Baker points out that the political philosophy behind GM schools was to recreate the recipe for success that existed in the private sector – autonomous institutions led by confident and entrepreneurial head teachers. And the stark difference between Labour’s academies and the new version lies in the underlying philosophy according to Baker. The former were about central government intervention to rectify the problems of market failure. (although its hard  to   see how   the schools system at the time could be described   as a ‘market’)  They rescued children who were left in the schools that few parents would choose. By contrast, the new generation of academies are about releasing market forces in the belief that autonomous schools responding to parental choice will raise standards. But the important point about this new initiative the Government argues  is that it  is seeking ultimately to offer  Academy freedoms to all schools.
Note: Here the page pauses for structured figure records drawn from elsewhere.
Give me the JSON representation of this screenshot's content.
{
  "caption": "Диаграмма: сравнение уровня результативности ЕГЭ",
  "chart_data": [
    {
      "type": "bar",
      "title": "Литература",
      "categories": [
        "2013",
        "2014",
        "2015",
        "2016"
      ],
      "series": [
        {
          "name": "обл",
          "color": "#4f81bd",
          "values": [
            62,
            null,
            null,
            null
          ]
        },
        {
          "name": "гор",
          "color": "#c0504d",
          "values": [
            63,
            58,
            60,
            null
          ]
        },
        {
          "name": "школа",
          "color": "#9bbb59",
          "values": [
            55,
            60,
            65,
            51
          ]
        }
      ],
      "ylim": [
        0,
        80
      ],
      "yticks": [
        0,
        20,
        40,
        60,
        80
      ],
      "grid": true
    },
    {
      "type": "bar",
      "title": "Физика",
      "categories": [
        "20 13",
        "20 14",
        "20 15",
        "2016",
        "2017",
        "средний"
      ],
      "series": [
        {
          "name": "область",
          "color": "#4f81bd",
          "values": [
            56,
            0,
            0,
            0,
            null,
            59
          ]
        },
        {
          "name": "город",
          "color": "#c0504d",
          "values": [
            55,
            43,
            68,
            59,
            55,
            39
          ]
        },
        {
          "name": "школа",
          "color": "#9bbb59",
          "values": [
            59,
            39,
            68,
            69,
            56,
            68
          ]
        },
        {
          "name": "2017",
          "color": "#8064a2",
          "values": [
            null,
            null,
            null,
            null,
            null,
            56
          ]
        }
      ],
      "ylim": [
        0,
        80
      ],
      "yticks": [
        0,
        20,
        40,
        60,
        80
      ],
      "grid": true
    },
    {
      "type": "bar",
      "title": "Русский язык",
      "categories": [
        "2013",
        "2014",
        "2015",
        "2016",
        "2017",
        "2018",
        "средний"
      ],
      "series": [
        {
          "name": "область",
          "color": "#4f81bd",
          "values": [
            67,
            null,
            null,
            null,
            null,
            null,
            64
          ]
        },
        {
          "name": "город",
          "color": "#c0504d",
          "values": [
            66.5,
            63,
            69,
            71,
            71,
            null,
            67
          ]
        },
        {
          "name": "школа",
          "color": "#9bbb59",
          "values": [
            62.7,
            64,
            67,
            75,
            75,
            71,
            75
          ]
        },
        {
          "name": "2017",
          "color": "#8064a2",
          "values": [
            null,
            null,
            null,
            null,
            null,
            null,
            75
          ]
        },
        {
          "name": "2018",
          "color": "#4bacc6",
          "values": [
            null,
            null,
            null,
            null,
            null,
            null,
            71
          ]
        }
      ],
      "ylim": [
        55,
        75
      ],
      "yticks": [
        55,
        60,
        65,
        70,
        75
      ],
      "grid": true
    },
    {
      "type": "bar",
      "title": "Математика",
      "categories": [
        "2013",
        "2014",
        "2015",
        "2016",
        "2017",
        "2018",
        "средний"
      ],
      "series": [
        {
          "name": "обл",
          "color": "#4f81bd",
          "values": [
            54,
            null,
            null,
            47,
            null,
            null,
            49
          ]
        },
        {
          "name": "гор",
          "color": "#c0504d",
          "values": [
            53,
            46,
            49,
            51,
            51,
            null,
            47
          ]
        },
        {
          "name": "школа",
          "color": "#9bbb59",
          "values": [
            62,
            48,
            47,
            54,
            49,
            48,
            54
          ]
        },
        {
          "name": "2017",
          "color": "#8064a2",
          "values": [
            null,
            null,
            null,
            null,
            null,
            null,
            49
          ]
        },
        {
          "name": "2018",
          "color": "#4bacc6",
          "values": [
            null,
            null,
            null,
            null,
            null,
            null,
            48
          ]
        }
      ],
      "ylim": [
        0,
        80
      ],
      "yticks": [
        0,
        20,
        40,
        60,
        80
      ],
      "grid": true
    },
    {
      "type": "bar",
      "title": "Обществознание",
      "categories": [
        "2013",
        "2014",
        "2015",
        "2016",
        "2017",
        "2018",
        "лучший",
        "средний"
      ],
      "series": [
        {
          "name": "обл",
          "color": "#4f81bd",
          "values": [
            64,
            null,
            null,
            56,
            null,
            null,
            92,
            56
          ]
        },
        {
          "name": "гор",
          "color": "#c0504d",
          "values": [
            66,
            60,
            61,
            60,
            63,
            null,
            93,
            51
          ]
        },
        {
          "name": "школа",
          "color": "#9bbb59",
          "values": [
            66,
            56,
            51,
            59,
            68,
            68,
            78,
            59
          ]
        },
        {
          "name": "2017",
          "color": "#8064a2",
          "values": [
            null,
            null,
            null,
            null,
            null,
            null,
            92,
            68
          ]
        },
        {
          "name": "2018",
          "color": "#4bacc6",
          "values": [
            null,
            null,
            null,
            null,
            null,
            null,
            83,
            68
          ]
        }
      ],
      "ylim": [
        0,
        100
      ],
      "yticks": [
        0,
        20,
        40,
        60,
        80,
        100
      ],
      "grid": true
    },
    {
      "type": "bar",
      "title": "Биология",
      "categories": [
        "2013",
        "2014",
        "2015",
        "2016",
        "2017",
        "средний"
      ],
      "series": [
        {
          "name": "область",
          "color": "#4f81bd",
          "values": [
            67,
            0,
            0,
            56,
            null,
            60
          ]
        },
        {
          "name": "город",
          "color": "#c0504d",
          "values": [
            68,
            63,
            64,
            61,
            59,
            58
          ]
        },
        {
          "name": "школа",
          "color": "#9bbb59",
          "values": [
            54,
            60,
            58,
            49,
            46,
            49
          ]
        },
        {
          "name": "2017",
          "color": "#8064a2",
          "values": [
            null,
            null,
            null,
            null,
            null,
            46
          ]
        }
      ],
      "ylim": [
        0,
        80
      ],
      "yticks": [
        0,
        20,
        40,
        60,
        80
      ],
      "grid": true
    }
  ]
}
The idea is that it is permissive rather than coercive. No school will be forced to change status but they should all ultimately  be given that opportunity.  But, crucially, they  will not be disadvantaged by not changing their status, and certainly not financially. Indeed the Government has indicated that it doesn’t believe that most Primary schools will take up the autonomy  offer and is easy with that. If the GM initiative could be accused of  not   fully taking  into account the possible impact on neighbouring schools, which some critics argue was the case,  the Government  counters  by   saying that   new academies will be expected to support weaker neighbours, and indeed this is written into the funding agreement .  Before a free school is established there will also be an assessment of its possible impact on neighbouring schools. Academies  will have to comply with the national admissions code, and the pupil premium will give extra aid to schools in deprived areas. Indeed on SEN support the Government argues that changes brought about by the new  Act will ensure that pupils with SEN will be better protected and supported now than they were under the last Governments Academies legislation.

Baker takes particular exception to the perceived lack of parental involvement in decision-making over status change. There is  one important difference between the old GM schools and today’s new academies he says  – the former required majority support in a secret ballot of parents, the latter do not even need a show of hands at a parents’ meeting.  “With GM Mark II, it seems, the parental voice has been forgotten.” However the Government has made it clear that a school wishing to change status must consult with ‘appropriate’  interested parties  and  have explicitly stated that this will include parents. For free schools anyone wishing to establish a free school must demonstrate that there is a demand for such a school in that particular area. Of course one can quibble about the detail of  how this will be done   but  one has to trust school governors and yes parents, often one and the same, to make these kind of judgements and if we really want decision-making from the bottom up rather than the  top down this seems a  good  enough place to start.